Na sociedade, existe um preconceito estabelecido aos infectados pelo vírus HIV, sobretudo nas populações-chave. Mas, para além dos grupos mais afetados, a médica explica que o olhar deve ser mais balanceado e livre de preconceitos, visto que todos podem ser infectados pelo vírus, também existe um número considerável de incidência em mulheres e homens heterossexuais, gestantes e crianças.
De acordo com a Unaids, a criminalização e a estigmatização das relações entre pessoas do mesmo sexo, do trabalho sexual, da posse e uso de drogas e a discriminação, incluindo na área da saúde, impedem as populações-chave de acessarem os serviços de prevenção do HIV. Além disso, o apoio governamental e os programas comunitários de implementação de prevenção e tratamento do HIV, que fornecem serviços personalizados para cada grupo, são muito pequenos para resultar em uma redução significativa nas novas infecções.
A agência destaca que, em todo o mundo, mais de 68 países ainda criminalizam as relações sexuais entre pessoas do mesmo sexo. Outra análise presente no relatório constatou que gays e outros homens que fazem sexo com homens que vivem em países africanos, com leis mais repressivas, possuem três vezes menos probabilidade de saber seu status de HIV do que seus colegas que vivem em países com leis menos repressivas.
Existe a perpetuação de um estigma que acaba dificultando muito as políticas de cuidado e contenção da epidemia de HIV e aids em todo o Brasil, além de toda a desinformação veiculada sobre isso. “Nós precisamos de várias frentes, é muito importante que nós possamos conversar nas escolas sobre sexualidade e sobre a prevenção de infecções sexualmente transmissíveis, de uma maneira inclusiva e não assustadora”, destaca Angela. Há uma necessidade urgente de assegurar que as populações-chave sejam plenamente incluídas nas respostas à aids e que os serviços sejam disponibilizados a elas.
Acesso ao tratamento
No Brasil, é possível notar menores investimentos nas políticas para diminuição da epidemia de HIV e aids nos últimos anos. Apesar disso, a médica ressalta que os remédios que tratam o HIV são gratuitos no País, então, se a pessoa que vive com HIV ou aids consegue realizar o diagnóstico e tem condições de chegar ao serviço de saúde, ela vai receber o remédio.

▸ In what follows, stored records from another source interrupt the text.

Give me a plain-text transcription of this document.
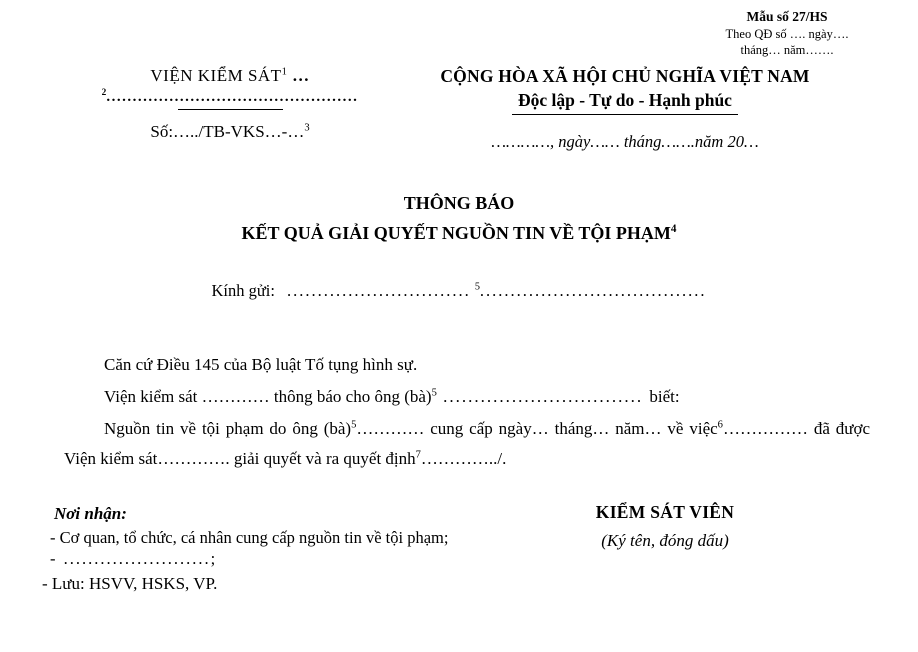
Mẫu số 27/HS
Theo QĐ số …. ngày….
tháng… năm…….
VIỆN KIỂM SÁT$^1$ …
$^2$................................................
Số:…../TB-VKS…-…$^3$
CỘNG HÒA XÃ HỘI CHỦ NGHĨA VIỆT NAM
Độc lập - Tự do - Hạnh phúc
…………, ngày…… tháng…….năm 20…
THÔNG BÁO
KẾT QUẢ GIẢI QUYẾT NGUỒN TIN VỀ TỘI PHẠM$^4$
Kính gửi: .............................. $^5$.....................................

Căn cứ Điều 145 của Bộ luật Tố tụng hình sự.

Viện kiểm sát ………… thông báo cho ông (bà)$^5$ ................................ biết:

Nguồn tin về tội phạm do ông (bà)$^5$………… cung cấp ngày… tháng… năm… về việc$^6$…………… đã được Viện kiểm sát…………. giải quyết và ra quyết định$^7$…………../.

Nơi nhận:
- Cơ quan, tổ chức, cá nhân cung cấp nguồn tin về tội phạm;
- ........................;
- Lưu: HSVV, HSKS, VP.
KIỂM SÁT VIÊN
(Ký tên, đóng dấu)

A organização dos Estados e municípios também influencia, assim como o quanto eles conseguem se organizar para informar suas demandas e necessidades de tratamento para que o Ministério da Saúde encaminhe o medicamento e os testes. Angela diz: “É necessária uma melhor captação das regiões distantes dos grandes centros para que essa medicação chegue ao seu destino”.

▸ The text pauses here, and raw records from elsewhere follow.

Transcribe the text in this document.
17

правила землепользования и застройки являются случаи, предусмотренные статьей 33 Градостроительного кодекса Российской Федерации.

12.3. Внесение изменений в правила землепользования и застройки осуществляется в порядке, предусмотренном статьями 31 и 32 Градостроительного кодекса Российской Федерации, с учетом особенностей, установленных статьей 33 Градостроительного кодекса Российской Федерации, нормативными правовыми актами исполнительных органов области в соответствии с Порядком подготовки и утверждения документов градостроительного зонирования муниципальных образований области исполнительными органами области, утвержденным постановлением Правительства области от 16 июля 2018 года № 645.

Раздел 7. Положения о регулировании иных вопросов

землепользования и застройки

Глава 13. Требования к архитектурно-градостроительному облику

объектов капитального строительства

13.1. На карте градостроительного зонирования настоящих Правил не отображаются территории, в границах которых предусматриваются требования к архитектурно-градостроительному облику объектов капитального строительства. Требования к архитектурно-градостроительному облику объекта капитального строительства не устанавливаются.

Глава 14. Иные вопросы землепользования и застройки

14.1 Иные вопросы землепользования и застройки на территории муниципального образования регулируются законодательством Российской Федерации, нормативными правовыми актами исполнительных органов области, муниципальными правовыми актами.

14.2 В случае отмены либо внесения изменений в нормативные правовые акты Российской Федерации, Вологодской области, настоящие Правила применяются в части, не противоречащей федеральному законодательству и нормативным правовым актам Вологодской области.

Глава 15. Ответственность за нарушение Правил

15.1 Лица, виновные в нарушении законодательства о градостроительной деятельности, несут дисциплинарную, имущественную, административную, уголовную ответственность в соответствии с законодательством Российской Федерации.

Os serviços de saúde precisam ser melhor articulados internamente. Atualmente, a PrEP (Profilaxia Pré-Exposição ao HIV) é uma possibilidade interessante de prevenção, pois consiste em utilizar medicamento anti-HIV de forma programada para evitar uma infecção caso ocorra uma exposição. A medicação é disponibilizada de forma gratuita pelo SUS (Sistema Único de Saúde).

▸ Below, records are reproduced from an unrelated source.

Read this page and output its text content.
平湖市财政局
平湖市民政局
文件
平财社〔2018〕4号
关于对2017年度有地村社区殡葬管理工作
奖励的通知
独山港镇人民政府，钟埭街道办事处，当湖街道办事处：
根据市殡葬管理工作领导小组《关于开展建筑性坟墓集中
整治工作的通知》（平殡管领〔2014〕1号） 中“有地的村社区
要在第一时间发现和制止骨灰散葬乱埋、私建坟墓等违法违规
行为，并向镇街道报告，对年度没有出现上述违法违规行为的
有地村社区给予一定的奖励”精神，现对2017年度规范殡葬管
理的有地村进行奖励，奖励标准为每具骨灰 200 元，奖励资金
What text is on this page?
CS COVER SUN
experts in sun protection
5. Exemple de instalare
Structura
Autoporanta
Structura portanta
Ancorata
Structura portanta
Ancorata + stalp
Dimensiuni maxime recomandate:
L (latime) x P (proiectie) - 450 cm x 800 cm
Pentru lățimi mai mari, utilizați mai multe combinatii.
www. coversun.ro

Além disso, o treinamento e capacitação são muito necessários. “Nós temos pouco incentivo para que isso aconteça e precisamos diversificar a rede para que os serviços sejam capazes de se organizar para prestar o serviço, que é disponível por lei, assim como a capacitação das equipes e a disponibilidade de serviços”, afirma a médica
Ela também menciona que a educação e a comunicação podem ser fundamentais nesse processo, realizando um trabalho massivo para a diminuição do estigma e preconceito contra a doença. “Capilarizar e difundir a informação e recursos à população mais vulnerável ou mais distante dos grandes centros devem causar um impacto grande na diminuição de novos casos e no controle da pandemia. No entanto, é preciso muito investimento para que esse processo aconteça, não adianta querer que todos migrem para os grandes centros para receberem o tratamento, porque não é assim que funciona.”